Covid 19: raccolti 1,4 milioni per la Protezione Civile, destinati alla telemedicina

Riccardi: "La maggior parte sarà destinata a un'innovativa sperimentazione di telemedicina che consentirà di contribuire a contrastare la diffusione di Covid-19 in Friuli Venezia Giulia"

"La Regione investirà gran parte delle donazioni effettuate da cittadini e imprese alla Protezione civile regionale, ovvero 1,4 milioni di euro, per realizzare un'innovativa sperimentazione di telemedicina che consentirà di contribuire a contrastare la diffusione di Covid-19 in Friuli Venezia Giulia e di garantire nuovi modelli di continuità della cura e di assistenza. Insiel sta collaborando con la Protezione Civile e la Regione alla definizione di una proposta operativa per l'acquisizione del servizio e degli strumenti. La relativa gara d'appalto partirà nelle prossime settimane". Lo ha confermato il vicegovernatore della Regione con delega alla Salute, Riccardo Riccardi, durante la seduta odierna del Consiglio regionale rimarcando che "se il nostro sistema sanitario fosse stato più solido dal punto di vista della telemedicina, sarebbe stato possibile gestire l'emergenza Covid-19 attraverso modelli innovativi, con un maggiore tutela per la salute dei pazienti e degli operatori. Si tratta quindi di un investimento coraggioso, che garantirà strumenti importanti alla sanità del Friuli Venezia Giulia".

Pazienti visitati a domicilio

"Il progetto - ha spiegato il vicegovernatore - prevede un servizio di monitoraggio dei pazienti a domicilio tramite 1.750 kit di telemedicina per sorvegliare le loro condizioni di salute durante il periodo di quarantena. A tal fine verrà utilizzato un sistema informatico che grazie all'ausilio di dispositivi medici assegnati ai pazienti, sarà in grado di visitare da remoto le persone e monitorare nel tempo i parametri vitali. Questo sistema permette di ridurre al minimo il coinvolgimento degli operatori sanitari e di sfruttare la tecnologia per realizzare vere e proprie visite virtuali, durante le quali il medico dialogherà a distanza con il paziente e acquisirà i suoi parametri vitali tramite un kit composto da dispositivi medicali e da un tablet sul quale verrà eseguita una applicazione e da una piattaforma digitali dedicate".

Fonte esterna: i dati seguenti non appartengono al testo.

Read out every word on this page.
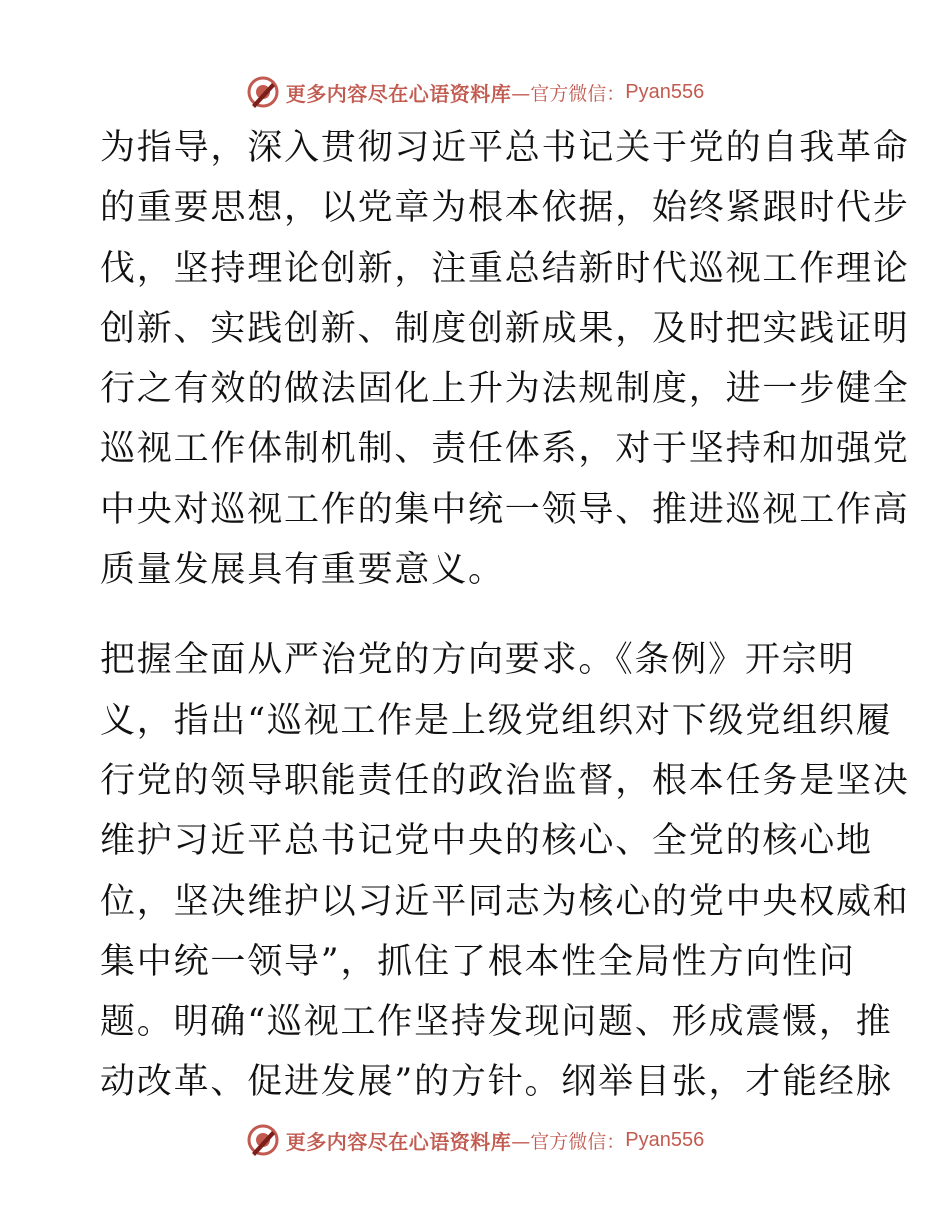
更多内容尽在心语资料库 —官方微信： Pyan556
为指导，深入贯彻习近平总书记关于党的自我革命
的重要思想，以党章为根本依据，始终紧跟时代步
伐，坚持理论创新，注重总结新时代巡视工作理论
创新、实践创新、制度创新成果，及时把实践证明
行之有效的做法固化上升为法规制度，进一步健全
巡视工作体制机制、责任体系，对于坚持和加强党
中央对巡视工作的集中统一领导、推进巡视工作高
质量发展具有重要意义。
把握全面从严治党的方向要求。《条例》开宗明
义，指出“巡视工作是上级党组织对下级党组织履
行党的领导职能责任的政治监督，根本任务是坚决
维护习近平总书记党中央的核心、全党的核心地
位，坚决维护以习近平同志为核心的党中央权威和
集中统一领导”，抓住了根本性全局性方向性问
题。明确“巡视工作坚持发现问题、形成震慑，推
动改革、促进发展”的方针。纲举目张，才能经脉
更多内容尽在心语资料库 —官方微信： Pyan556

Riccardi ha quindi precisato che "in base allo stato di salute del paziente, verrà stabilità la frequenza giornaliera e la tipologia delle misurazioni che riguarderanno temperatura corporea, frequenza respiratoria e cardiaca, saturazione di ossigeno periferica e pressione arteriosa, cosi come gli orari degli appuntamenti quotidiani. In caso di bisogno il medico sarà in grado di prescrivere ricette, modificare la terapia ed eventualmente richiedere esami specialistici".